Ketika diingatkan seringkali yang bersangkutan termasuk para pemimpin menyatakan bahwa apa yang dilakukan sudah benar. Padahal keliru karena menyalahi sunatullah. Allah SWT mengingatkan manusia yang berpendapat seperti itu, sebagaimana dinyatakan dalam Surat Al Baqarah :
“ Dan bila dikatakan kepada mereka janganlah kamu berbuat kerusakan di muka bumi mereka menjawab: ‘Sesungguhnya kami sedang membangun. ‘. Ingatlah, sesungguhnya mereka itulah orang-orang yang merusak tetapi mereka tidak sadar“.
(Al Baqarah:2:11-12)
Oleh karena itu Allah mengingatkan kita untuk tidak membuat kerusakan di bumi ini.
“ Janganlah kamu berkeliaran di muka bumi berbuat kerusakan”.
(Al Ankabut:29:36)
“Dan janganlah kamu membuat kerusakan dimuka bumi sesudah (Allah) memperbaikinya”.
( Al A’Raaf:7:56 )
Mengingat demikian banyak ujian dan cobaan serta godaan dan musibah serta bencana, Rasulullah SAW mengingatkan bahwa bisa terjadi “pagi beriman sore kufur, pagi kufur sore beriman”.
Dalam menghadapi kehidupan yang tidak ringan ini, manusia memerlukan perlindungan tentunya dari Allah SWT.
” Kamilah pelindung-pelindungmu dalam kehidupan dunia dan akherat…”
(Fushshilat:41:31)
“ Rumah yang dibacakan Al Qur’an dan didzikirkan Allah didalamnya, penuh berkah-Nya dan malaikat hadir di dalamnya, setan jauh darinya. Rumah tersebut memberikan cahaya bagi penduduk langit; sebagaimana bintang bagi penduduk dunia. Rumah yang tidak dibacakan Qur’an dan dzikir Allah didalamnya, menjadi sedikit berkahnya. Malaikat menjauh dan setan hadir didalamnya”.
(Ali bin Abi Thalib as)
Rasulullah SAW pun kepada setiap pribadi muslim dan setiap insan Indonesia memberikan wasiat sebagaimana disampaikan dalam Haji Wada:
“ Wahai manusia!
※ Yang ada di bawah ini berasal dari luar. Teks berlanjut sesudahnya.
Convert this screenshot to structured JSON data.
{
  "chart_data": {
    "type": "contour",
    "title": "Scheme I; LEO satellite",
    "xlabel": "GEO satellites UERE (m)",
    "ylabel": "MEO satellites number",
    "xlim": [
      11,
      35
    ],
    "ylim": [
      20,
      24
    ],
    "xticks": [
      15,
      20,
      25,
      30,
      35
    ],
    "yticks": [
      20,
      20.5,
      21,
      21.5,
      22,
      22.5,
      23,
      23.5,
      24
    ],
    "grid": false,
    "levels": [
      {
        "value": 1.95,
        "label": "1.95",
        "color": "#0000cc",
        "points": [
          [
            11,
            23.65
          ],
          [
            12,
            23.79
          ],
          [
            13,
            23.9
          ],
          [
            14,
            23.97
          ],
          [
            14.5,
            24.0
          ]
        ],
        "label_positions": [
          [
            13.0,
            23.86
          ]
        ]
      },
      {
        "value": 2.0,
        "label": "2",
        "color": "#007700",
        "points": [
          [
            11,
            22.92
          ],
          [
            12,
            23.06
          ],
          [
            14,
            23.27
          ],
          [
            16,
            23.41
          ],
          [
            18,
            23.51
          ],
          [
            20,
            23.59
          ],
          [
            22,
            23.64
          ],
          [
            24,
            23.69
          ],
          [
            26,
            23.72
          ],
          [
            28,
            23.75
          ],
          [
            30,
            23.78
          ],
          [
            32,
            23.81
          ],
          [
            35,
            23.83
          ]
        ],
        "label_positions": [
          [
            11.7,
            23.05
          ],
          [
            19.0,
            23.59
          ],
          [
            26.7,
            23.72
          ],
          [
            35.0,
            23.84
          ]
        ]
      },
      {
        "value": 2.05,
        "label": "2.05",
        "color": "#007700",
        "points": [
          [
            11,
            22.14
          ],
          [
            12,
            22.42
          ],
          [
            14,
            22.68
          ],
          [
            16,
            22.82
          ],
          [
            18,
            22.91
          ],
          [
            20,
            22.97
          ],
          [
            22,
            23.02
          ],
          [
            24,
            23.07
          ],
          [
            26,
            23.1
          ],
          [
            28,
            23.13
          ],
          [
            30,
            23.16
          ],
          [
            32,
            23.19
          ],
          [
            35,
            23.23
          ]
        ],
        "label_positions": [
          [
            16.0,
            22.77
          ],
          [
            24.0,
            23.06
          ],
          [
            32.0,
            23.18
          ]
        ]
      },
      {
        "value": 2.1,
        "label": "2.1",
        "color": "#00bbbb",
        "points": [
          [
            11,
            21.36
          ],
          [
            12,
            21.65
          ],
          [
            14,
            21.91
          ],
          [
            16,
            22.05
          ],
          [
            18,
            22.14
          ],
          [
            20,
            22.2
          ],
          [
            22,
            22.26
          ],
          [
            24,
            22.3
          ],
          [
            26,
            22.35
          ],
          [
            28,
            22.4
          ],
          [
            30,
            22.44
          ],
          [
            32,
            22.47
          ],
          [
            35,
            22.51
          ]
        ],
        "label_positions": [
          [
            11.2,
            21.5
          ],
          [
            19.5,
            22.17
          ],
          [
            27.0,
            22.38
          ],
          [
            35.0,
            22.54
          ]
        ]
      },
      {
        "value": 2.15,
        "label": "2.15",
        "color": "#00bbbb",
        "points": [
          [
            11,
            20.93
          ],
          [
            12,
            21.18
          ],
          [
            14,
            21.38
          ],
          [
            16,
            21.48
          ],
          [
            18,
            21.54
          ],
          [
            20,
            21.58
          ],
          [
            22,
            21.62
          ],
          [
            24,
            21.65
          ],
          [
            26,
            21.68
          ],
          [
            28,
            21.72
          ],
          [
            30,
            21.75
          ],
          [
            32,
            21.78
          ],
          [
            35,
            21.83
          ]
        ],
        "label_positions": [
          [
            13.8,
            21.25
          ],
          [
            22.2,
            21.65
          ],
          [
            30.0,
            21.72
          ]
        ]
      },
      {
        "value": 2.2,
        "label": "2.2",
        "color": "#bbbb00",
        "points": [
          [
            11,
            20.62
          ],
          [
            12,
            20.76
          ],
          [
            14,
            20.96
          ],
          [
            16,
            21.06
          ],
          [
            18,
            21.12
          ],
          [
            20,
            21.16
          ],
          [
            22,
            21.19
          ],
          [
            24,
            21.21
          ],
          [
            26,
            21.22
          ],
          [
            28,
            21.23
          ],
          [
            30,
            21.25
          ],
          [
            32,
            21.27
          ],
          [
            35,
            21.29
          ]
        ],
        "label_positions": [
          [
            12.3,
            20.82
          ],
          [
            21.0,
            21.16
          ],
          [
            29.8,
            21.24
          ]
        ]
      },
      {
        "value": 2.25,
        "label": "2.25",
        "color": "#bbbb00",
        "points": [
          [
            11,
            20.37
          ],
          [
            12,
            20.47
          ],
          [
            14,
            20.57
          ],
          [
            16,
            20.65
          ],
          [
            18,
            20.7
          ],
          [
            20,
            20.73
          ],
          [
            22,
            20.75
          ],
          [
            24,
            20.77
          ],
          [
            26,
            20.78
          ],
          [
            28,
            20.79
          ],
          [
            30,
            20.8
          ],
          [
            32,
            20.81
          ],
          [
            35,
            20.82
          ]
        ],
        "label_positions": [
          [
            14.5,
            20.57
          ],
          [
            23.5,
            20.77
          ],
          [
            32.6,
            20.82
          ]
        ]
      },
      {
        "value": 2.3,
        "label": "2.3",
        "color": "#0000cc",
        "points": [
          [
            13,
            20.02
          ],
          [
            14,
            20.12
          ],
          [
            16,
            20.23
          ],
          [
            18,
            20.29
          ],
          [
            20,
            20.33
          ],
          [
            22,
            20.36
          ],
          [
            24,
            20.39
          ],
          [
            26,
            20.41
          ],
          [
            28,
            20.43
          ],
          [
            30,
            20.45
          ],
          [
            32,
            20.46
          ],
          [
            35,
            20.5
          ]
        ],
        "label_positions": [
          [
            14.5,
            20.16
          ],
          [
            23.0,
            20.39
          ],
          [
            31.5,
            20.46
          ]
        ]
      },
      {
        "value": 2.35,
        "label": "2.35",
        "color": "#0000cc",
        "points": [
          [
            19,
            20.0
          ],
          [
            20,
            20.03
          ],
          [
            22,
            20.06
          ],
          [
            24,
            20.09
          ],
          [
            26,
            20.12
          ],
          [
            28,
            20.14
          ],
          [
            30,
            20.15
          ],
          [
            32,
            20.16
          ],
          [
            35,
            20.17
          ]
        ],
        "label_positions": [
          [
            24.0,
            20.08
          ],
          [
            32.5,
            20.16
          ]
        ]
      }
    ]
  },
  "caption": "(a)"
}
Sesungguhnya aku meninggalkan kepada kamu sesuatu, yang bila kamu pegang ia erat-erat niscaya kamu tidak akan sesat selama-lamanya, dua saja: Kitab Allah dan Sunnah Rasul-Nya.
Hai manusia dengarkanlah baik-baik apa yang aku ucapkan kepadamu niscaya pasti kamu bahagia untuk selama-lamanya dalam hidupmu!”
Hal ini sejalan dengan pernyataan Allah SWT sebagaimana dinyatakan dalam surat Al Ahzaab dan surat Al Hujurat.
“ Dan ingatlah apa yang dibacakan di rumahmu dari ayat-ayat Allah dan Hikmah (sunnah Nabi SAW). Sungguh Allah Maha Lembut, Maha Mengetahui”.
(Al Ahzaab:33:34)
“Sesungguhnya orang-orang mukmin yang sebenarnya adalah mereka yang beriman kepada Allah dan Rasul-Nya, kemudian mereka tidak ragu-ragu, dan mereka berjihad dengan harta dan jiwanya dijalan Allah. Mereka itulah orang-orang yang benar”.
(Al Hujurat:49:15)
Jadi Al Qur’an dan As Sunnah merupakan bekal utama bagi setiap pribadi muslim maupun manusia Indonesia dalam mengisi kemerdekaannya.